Occasionally, the Poetry Crisis Line counselors need retraining. Below is the transcript of a meeting with counselors from the Main Desk, the Deus ex Machina department, and the Unrequited Love Desk.
(If you’ve missed the run-up, you can follow these links to read part 1, part 2, and part 3)
SUPERVISOR: Do you know why I called this meeting?
UNREQUITED LOVE: Screening errors?
MAIN: Mixed metaphors?
SUPERVISOR: Do you remember this caller?
[plays back recording of HAMLET call]
HAMLET [recorded]: To be or not to be…
MAIN: Oh yeah. I transferred him to the Deus Ex Machina Desk.
DEUS EX MACHINA: And I sent him to Unrequited Love.
UNREQUITED: And he wadered off in the middle of the call. How is he?
MAIN: Oh no.
UNREQUITED: Did he kill himself?
SUP [nods]: And his girlfriend.
UNREQ: Oh no.
SUP: And her brother.
MAIN: That’s terrible.
SUP: And their father.
SUP: And his mother.
MAIN: Are you sure? All of these people?
SUP: And his uncle and stepfather.
MAIN: His uncle and his stepfather. On top of all the rest?

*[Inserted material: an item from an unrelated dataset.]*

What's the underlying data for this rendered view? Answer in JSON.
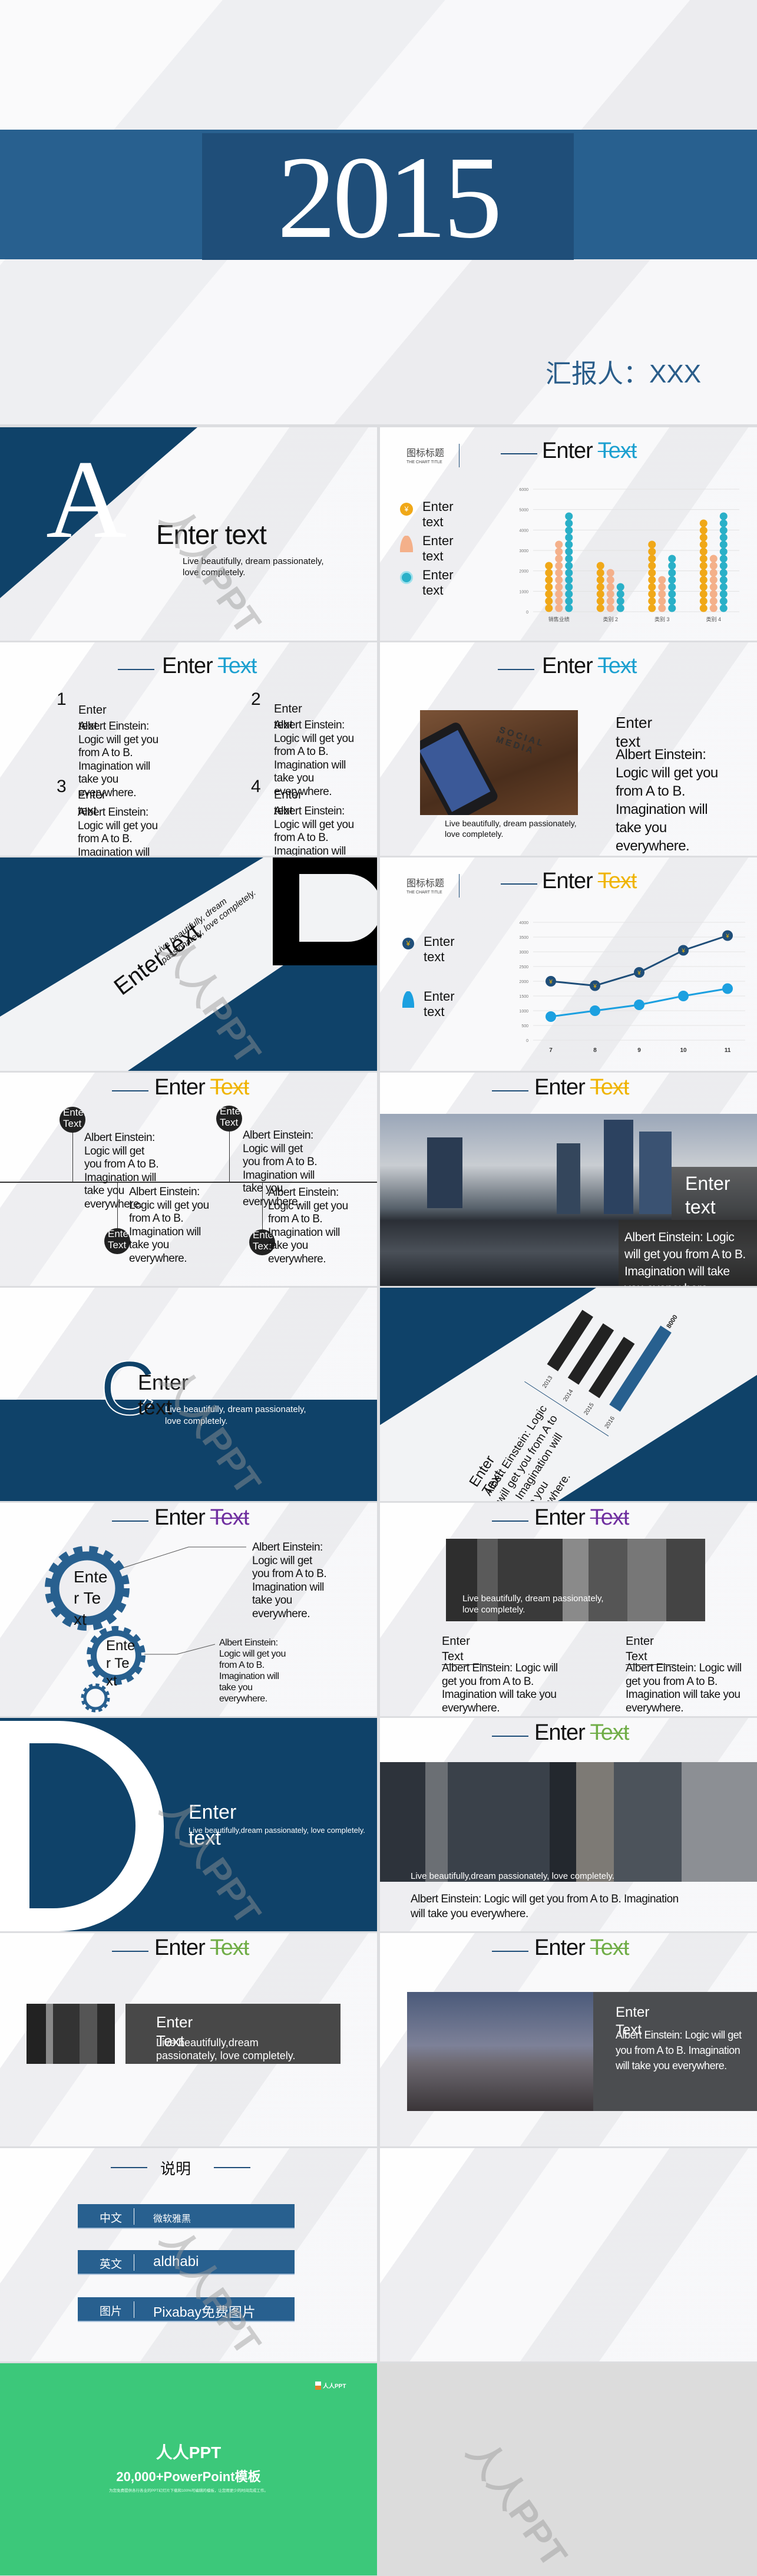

SUP: No, his uncle and stepfather. One person.
UNREQ: That’s kind of creepy.
SUP: Apparently he was the target. The rest were collateral damage.
DEUS: Dude must have lousy aim.
SUP: So when you had this caller on the phone, did he seem depressed.
MAIN: Oh yeah.
SUP: Did he talk about death?
UNREQ: Oh yeah
DEUS: Whatever he said, it always came back to death.
SUP: And you didnn’t think to call me?
UNREQ? Not really.
MAIN: Why would we?
SUP: Because he was depressed, and talking about death.
MAIN: This is the Poetry Crisis Line, you know.
UNREQ: Everyone’s depressed.
DEUS: And death obsessed.
UNREQ: And lonely.
SUP: [long sigh] OK, we’re going to do some training to recognize when a caller is in danger. But if something like this happens again, please get a supervisor on right away. Or…at least somewhere along the line.